Christianity and Materialism
Generally speaking Christianity is not reconcilable with materialism. There are two very simple syllogisms that illustrate why. The first is as follows:
- No one who believes in an afterlife believes in materialism
- Christians believe in an afterlife
- Therefore Christians do not believe in materialism
If the human person persists after death, apart from their material body, then clearly materialism is false. Granted, there are a small number of Christians who have tried to circumvent this argument by pointing to the Christian belief in the bodily resurrection at the end of time. This final resurrection is a material reality, and so is not intrinsically incompatible with materialism in the way that a state of immaterial existence would be. Nevertheless, the common view is that the "intermediate state"--the state between death and resurrection--is a time of immaterial existence for the human person, and that the persisting identity between the dying person and the resurrected person requires an intermediate state.
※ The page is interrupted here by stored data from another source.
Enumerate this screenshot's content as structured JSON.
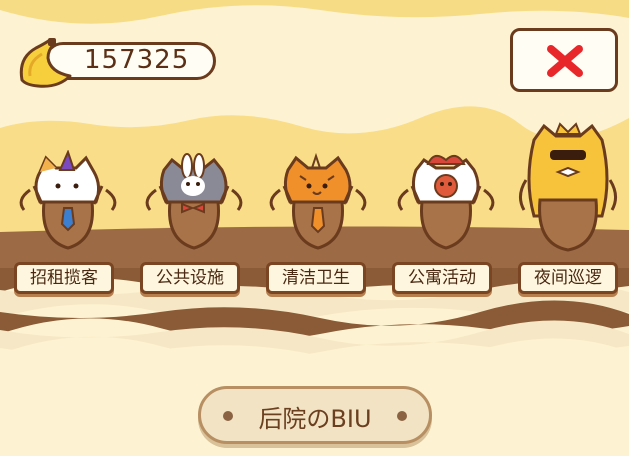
{
  "hud": {
    "currency_icon": "banana-icon",
    "currency_value": "157325",
    "close_icon": "close-icon",
    "accent_color": "#e8272b"
  },
  "categories": [
    {
      "label": "招租揽客",
      "character": "cat-mascot-with-party-hat"
    },
    {
      "label": "公共设施",
      "character": "bunny-mascot-with-bowtie"
    },
    {
      "label": "清洁卫生",
      "character": "tabby-cat-mascot-with-tie"
    },
    {
      "label": "公寓活动",
      "character": "monkey-mascot-with-jester-hat"
    },
    {
      "label": "夜间巡逻",
      "character": "cat-mascot-with-crown-and-sunglasses"
    }
  ],
  "footer": {
    "label": "后院のBIU"
  },
  "colors": {
    "background": "#fdf3d2",
    "band": "#f7dc86",
    "shelf": "#9c6a45",
    "outline": "#6b3b1e"
  }
}
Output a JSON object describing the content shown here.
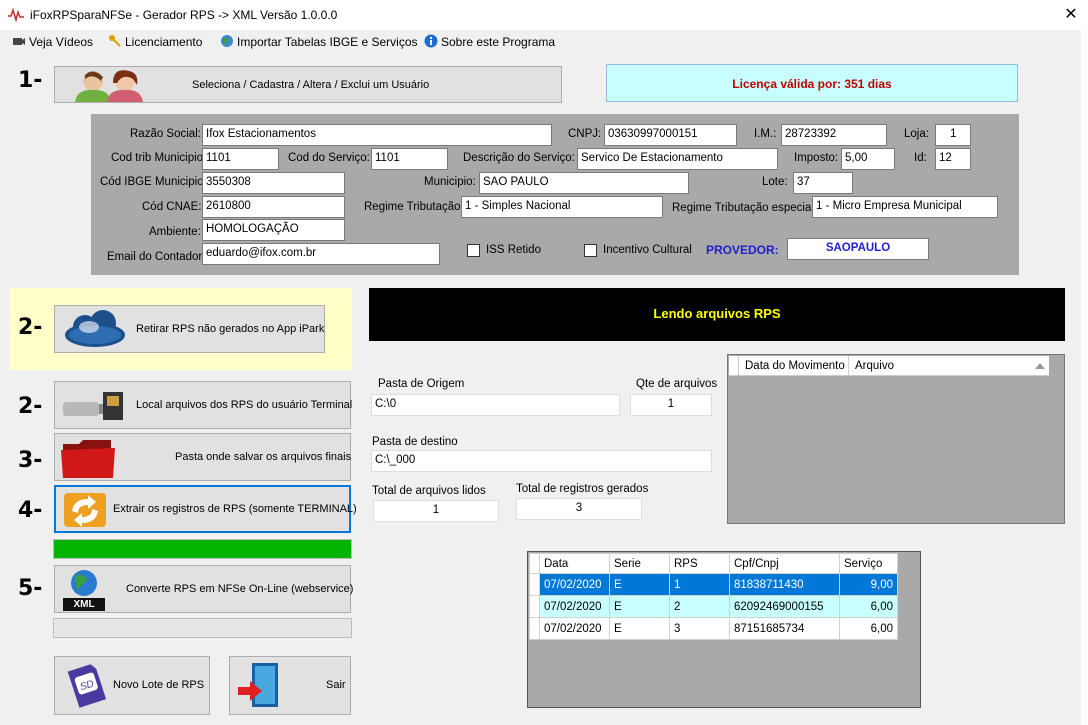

The second syllogism is even stronger:
- If materialism is true then there are no immaterial entities
- God is an immaterial entity
- Therefore Christians, because they believe in God, believe materialism to be false
Anyone who believes in God believes materialism to be false, for if God exists then materialism is false. The same argument holds for angels. In the end Christianity just isn't compatible with materialism.
The Nature of Materialism
Materialism is a metaphysical hypothesis, not a scientific hypothesis, so it can't be proved or disproved by science. Since the modern period the philosophical problems related to the tension between materialists and immaterialists have included things like the hard problem of consciousness, mind-body dualism, and the problem of identity. Science hasn't contributed to these debates in any substantial way.
Materialism itself is not a contemporary phenomenon and is actually quite old. Some of the oldest systematic expositions we are aware of come from ancient Greece and India, and usually saw reality as reducible to small material particles, hence the common name, "Atomists." Well known materialists in the modern period include Hobbes, Diderot, Feuerbach, and Marx. None of these thinkers grounded their thought in science in any special way. (Wikipedia)
Obviously most religions reject materialism, but materialism is also rejected by Platonists, Aristotelians, Manicheans, Thomists, Cartesians, Leibnizians, and Husserlians just to name a few. Though materialism's popularity has grown of late, it is just one metaphysical position among many.